Wimp Your Ride

It’s well-established that the front ends of cars look like faces. Cartoonists have been exploiting the resemblance for over a century. Many modern SUVs seem to have faces like the helmets of Empire storm troopers in the Star Wars movies, but that may just be my idiosyncratic apperception of them.

When I was driving home from the Outer Boonies yesterday, the faces of the oncoming vehicles made me think: Those cars should be masked. And that gave me the idea for a business venture.

Now is the time for a shrewd entrepreneur to market face masks for vehicles. The ad copy could go something like this:

You protect yourself. You protect your wife. You protect your kids. Why does the family car deserve any less?

You owe it to your vehicle to keep it SAFE.

The masks should be made of durable, waterproof, porous fabric. It would probably be advisable to use them only during cold weather, but that should see us well through the election and into the violent madness that is sure to follow it.

And when the cop stops you and tells you you’re interfering with the air flow to your engine, you can say (through your mask): “Duh! You think so?”

People could make a statement about COVID-19 with their vehicles, all without contravening the WHO or being banned from Facebook and Twitter.

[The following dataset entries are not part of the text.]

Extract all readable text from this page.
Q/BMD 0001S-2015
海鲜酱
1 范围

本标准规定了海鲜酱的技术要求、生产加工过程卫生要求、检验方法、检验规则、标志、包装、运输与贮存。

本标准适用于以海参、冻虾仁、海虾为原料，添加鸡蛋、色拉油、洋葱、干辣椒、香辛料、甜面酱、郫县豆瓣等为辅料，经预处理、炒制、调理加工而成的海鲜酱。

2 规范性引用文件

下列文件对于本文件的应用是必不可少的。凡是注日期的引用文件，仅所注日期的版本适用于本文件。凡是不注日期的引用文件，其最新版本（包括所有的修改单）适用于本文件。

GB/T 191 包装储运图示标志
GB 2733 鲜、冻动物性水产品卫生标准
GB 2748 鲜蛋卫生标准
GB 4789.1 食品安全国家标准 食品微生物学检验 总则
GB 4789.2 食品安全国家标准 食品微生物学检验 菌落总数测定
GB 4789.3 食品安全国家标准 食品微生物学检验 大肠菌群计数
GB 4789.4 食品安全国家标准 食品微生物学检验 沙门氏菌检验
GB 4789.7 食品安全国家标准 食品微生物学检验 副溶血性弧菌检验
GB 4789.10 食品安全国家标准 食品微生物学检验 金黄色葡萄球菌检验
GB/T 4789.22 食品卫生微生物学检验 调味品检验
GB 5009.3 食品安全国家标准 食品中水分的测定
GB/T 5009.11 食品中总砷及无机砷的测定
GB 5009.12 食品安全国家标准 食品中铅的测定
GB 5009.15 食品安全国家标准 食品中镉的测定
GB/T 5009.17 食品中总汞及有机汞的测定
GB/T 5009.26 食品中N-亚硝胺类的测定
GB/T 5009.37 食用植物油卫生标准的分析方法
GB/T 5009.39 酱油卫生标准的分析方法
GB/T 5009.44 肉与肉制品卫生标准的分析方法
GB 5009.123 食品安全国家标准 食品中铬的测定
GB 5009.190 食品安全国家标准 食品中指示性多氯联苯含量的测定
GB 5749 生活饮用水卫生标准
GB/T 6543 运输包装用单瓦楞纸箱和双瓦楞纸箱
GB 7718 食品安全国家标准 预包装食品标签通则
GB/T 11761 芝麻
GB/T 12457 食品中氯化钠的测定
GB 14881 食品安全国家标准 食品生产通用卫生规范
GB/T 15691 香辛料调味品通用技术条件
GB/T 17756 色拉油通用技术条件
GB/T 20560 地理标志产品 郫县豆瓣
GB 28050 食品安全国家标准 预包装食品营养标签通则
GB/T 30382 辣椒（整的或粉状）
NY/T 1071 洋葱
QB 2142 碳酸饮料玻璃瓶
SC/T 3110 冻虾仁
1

The masks could be manufactured in different colors and patterns, and even feature the logo of the manufacturer in the middle. Ford masks, Cadillac masks, Lamborghini masks.

If you can’t stay socially distanced from the car in front of you, you can at least have enough consideration to mask your SUV.

I’m too lazy to try to realize this project myself, so I offer it here for an ambitious entrepreneur to take up. I don’t know how much of a capital outlay it would entail, but it surely can’t be all that much.

The time has come for vehicle masking!

We all have the same goal: to flatten the curve in the road ahead of us.

11 thoughts on “Wimp Your Ride

  1. They’ve been around since the 60’s, but they’re marketed as “bras.” They started with the Porsche crowd. Rear engine, air cooled, you can mask the front and not cover up anything that shouldn’t be. Keeps their noses bug and chip free.

    So you can’t get credit for invention, but it makes it easy to get in on rebranding and topical marketing. You don’t have to develop anything, just order a batch from the factory in China in a “mask colorway.”

    • Ah, but to be effective, they’d have to look just like the Coronamask! Are any like that?

      • For a 356 pretty close, and around here in upstate NY I’m starting to see a lot of people who seem to be trying to do it the other way around, wear a mask that looks like a car bra.

        The times they are a changin’, for the goofy.

  2. I used to own a Honda Civic and that was one of the first things I purchased for the vehicle; a car bra. The functional purpose was to protect the paint from rock chips which it did pretty well, and it also improved the appearance in my opinion at the time. Of course it also abraded the paint underneath so it was a wash as to whether it did more harm than good.

    If the grills of cars look like faces and reflect their owners then most ‘Muricans are truly butt-ugly. Which is borne out by casual observation at any Walmart parking lot. Especially giant bro-dozers/inverse phallic substitutes, oversize SUVs, and Prius’s. I don’ t care if the plural is Prii, they are still hideously ugly.

  3. Dont give our masters any ideas.
    Considering their evilness I would not put it above them to make it compulsory.

  4. You’d need to cover the exhaust too, to filter emissions. Or has this been done already?

  5. the ‘mask’ would need to be sufficiently porous so as to allow the engine to ‘breathe’ and the radiator to reduce the temperature of the coolant. I like the idea though, a mask that prevents being contaminated by the Toyota Corona virus, as I drive a Honda.